Bug 73133 - initrd assisted bootup fails if no /initrd directory
Summary: initrd assisted bootup fails if no /initrd directory
Keywords:
Status: CLOSED NOTABUG
Alias: None
Product: Red Hat Linux
Classification: Retired
Component: mkinitrd
Version: 8.0
Hardware: i686
OS: Linux
medium
high
Target Milestone: ---
Assignee: Erik Troan
QA Contact: David Lawrence
URL: http://www.unixgods.org/~tilo/redhat_...
Whiteboard:
Depends On:
Blocks:
TreeView+ depends on / blocked
 
Reported: 2002-08-31 00:10 UTC by Hans Ecke
Modified: 2007-04-18 16:46 UTC (History)
1 user (show)

Fixed In Version:
Doc Type: Bug Fix
Doc Text:
Clone Of:
Environment:
Last Closed: 2003-01-06 04:44:32 UTC
Embargoed:


Attachments (Terms of Use)

Description Hans Ecke 2002-08-31 00:10:07 UTC
From Bugzilla Helper: 
User-Agent: Mozilla/5.0 (compatible; Konqueror/3; Linux; , en_US, en) 
 
Description of problem: 
If a RH 7.2, 7.3 or 8.0beta system boots using an init ramdisk, the bootup 
will fail if no /initrd directory exists. This is bad for several reasons: 
 
* the boot process should not die because of such a simple problem 
 
* most sysadmins will not know about this fact. upon encountering an empty 
directory /initrd they might just delete it, figuring it to be some random 
directory a runaway program created. the next time they reboot - weeks later - 
how is anybody to know what the reason for the sudden failure is? 
 
* the error message "pivotroot: pivot_root(/sysroot,/sysroot/initrd) failed: 
2" is absolutely unhelpful and cryptic. It rather suggests that mounting root 
does not work, the initramdisk is outdated or something like that. 
 
I filed this bugreport under "mkinitrd" since the error occurs inside its 
bootup script. 
 
Version-Release number of selected component (if applicable): 
 
 
How reproducible: 
Always 
 
Steps to Reproduce: 
1.set up a system to boot using an initramdisk  
2.test that it boots correctly 
3.rmdir /initrd 
4.reboot 
	 
 
Actual Results:  the boot process stops with error messages like this: 
 
pivotroot: pivot_root(/sysroot,/sysroot/initrd) failed: 2 
Freeing unused kernel memory: 220k freed 
Kernel panic: No init found.  Try passing init= option to kernel. 
 
 
Expected Results:  it should boot without a problem 
 
Additional info:

Comment 1 Emilio Riva 2002-09-25 12:39:12 UTC
I've just discovered this same solution by myself after 4-hours of fear!!!
the problem seems to be simple, but it should be fixed soon please!!
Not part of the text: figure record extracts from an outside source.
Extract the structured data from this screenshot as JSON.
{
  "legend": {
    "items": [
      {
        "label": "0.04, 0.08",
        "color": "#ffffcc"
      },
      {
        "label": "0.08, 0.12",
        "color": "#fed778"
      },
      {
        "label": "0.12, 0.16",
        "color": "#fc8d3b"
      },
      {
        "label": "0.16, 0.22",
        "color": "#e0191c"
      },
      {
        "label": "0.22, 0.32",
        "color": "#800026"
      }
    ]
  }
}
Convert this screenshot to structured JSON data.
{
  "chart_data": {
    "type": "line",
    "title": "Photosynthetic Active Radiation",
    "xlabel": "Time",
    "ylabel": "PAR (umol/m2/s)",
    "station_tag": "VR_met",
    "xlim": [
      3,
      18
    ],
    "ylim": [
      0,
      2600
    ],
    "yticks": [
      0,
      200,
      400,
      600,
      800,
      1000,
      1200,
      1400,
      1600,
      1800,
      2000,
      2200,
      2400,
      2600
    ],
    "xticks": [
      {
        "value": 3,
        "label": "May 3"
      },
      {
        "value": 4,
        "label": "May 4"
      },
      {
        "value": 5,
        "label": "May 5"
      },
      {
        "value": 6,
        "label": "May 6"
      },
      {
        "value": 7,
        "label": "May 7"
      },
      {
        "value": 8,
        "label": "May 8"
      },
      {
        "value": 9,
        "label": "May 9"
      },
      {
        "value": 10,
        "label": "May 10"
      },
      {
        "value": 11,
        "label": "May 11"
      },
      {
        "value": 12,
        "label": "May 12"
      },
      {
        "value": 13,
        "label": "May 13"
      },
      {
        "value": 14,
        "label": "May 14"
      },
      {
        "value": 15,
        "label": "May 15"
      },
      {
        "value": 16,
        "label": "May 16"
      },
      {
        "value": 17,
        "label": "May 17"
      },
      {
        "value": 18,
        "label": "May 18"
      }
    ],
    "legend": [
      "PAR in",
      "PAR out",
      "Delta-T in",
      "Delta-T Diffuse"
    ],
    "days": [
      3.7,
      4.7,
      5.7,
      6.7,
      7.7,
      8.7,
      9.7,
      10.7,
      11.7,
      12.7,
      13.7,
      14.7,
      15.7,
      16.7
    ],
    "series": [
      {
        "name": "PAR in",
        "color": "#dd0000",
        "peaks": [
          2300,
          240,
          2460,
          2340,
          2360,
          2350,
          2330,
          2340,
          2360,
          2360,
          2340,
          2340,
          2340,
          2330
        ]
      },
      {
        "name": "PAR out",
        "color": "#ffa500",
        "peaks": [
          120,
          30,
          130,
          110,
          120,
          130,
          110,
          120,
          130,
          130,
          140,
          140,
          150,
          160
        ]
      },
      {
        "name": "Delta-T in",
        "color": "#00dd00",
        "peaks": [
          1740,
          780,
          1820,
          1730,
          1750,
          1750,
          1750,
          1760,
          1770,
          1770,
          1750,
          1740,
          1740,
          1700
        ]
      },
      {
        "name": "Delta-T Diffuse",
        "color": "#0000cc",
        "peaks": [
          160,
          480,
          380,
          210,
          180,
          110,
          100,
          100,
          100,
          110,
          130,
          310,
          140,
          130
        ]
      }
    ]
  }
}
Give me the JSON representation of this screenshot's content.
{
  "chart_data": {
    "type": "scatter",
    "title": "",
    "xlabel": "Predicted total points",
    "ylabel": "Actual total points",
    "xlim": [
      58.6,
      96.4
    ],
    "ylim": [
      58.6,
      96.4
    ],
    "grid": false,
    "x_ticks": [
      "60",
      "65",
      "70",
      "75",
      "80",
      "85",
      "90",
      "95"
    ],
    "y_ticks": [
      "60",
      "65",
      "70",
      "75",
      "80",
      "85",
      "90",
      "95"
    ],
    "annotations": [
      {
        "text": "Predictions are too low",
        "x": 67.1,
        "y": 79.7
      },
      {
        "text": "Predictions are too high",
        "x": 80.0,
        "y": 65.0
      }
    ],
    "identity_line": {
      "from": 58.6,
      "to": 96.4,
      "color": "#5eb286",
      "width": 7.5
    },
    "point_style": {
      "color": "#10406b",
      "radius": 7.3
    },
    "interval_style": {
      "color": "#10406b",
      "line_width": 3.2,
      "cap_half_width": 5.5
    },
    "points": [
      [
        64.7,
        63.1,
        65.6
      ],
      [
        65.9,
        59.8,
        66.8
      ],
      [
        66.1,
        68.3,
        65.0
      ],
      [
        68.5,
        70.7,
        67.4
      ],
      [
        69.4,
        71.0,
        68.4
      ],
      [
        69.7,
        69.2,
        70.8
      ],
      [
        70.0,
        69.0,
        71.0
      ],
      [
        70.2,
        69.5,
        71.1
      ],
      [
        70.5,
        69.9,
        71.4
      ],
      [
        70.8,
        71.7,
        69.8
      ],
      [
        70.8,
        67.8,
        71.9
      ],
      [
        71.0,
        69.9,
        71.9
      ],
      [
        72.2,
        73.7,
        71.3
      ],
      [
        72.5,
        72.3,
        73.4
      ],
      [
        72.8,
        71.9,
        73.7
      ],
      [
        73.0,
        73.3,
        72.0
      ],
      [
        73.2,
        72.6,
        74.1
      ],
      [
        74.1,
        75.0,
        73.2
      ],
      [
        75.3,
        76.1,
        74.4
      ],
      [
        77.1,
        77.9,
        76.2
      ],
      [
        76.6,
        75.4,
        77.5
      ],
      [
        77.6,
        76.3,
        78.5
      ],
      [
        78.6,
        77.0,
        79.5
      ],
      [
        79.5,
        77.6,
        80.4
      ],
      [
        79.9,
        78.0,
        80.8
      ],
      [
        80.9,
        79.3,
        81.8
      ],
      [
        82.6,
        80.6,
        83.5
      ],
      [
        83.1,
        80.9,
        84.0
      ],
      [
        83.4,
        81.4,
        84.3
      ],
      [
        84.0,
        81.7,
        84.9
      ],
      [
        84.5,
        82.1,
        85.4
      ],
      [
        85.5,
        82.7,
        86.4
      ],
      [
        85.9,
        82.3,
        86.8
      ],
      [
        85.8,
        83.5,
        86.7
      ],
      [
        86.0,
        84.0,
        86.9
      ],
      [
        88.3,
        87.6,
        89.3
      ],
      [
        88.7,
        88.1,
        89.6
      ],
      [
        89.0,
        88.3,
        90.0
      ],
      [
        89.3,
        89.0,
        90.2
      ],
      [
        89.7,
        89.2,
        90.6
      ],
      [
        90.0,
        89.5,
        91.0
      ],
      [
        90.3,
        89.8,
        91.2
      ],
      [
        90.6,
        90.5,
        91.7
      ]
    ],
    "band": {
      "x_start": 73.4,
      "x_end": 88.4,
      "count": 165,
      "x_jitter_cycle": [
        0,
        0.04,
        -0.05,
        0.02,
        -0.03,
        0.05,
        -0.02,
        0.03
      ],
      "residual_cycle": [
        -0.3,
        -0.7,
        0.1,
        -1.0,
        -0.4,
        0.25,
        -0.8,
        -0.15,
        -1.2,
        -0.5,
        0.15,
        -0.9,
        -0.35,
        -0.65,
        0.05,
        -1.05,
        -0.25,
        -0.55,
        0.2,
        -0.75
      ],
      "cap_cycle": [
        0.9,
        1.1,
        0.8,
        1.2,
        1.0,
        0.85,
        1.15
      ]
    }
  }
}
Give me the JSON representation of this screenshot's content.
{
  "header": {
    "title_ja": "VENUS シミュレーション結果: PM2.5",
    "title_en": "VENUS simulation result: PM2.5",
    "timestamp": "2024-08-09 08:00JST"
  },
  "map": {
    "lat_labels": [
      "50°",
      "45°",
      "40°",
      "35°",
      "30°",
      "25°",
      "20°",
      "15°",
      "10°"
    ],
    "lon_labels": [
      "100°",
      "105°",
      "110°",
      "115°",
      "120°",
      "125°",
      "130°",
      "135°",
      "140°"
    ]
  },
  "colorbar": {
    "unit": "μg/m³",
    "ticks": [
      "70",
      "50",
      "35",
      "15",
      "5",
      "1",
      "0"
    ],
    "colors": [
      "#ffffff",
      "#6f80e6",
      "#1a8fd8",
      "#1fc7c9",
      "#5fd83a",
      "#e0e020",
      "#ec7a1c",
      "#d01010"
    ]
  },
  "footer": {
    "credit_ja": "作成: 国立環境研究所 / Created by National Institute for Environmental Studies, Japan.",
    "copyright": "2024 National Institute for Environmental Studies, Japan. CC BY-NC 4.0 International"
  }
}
Comment 2 Hans Ecke 2002-10-17 00:05:49 UTC
Changed version to 8.0. Maybe this will increase visibility.

Comment 3 Jeremy Katz 2003-01-06 04:44:32 UTC
Your system will also fail to boot if you do 'rm -rf /etc' but people don't tend
to go around doing that.  There isn't anything that can be done at this point
because the root filesystem isn't mounted read-write yet and so we can't create
the directory we need if it fails to exist.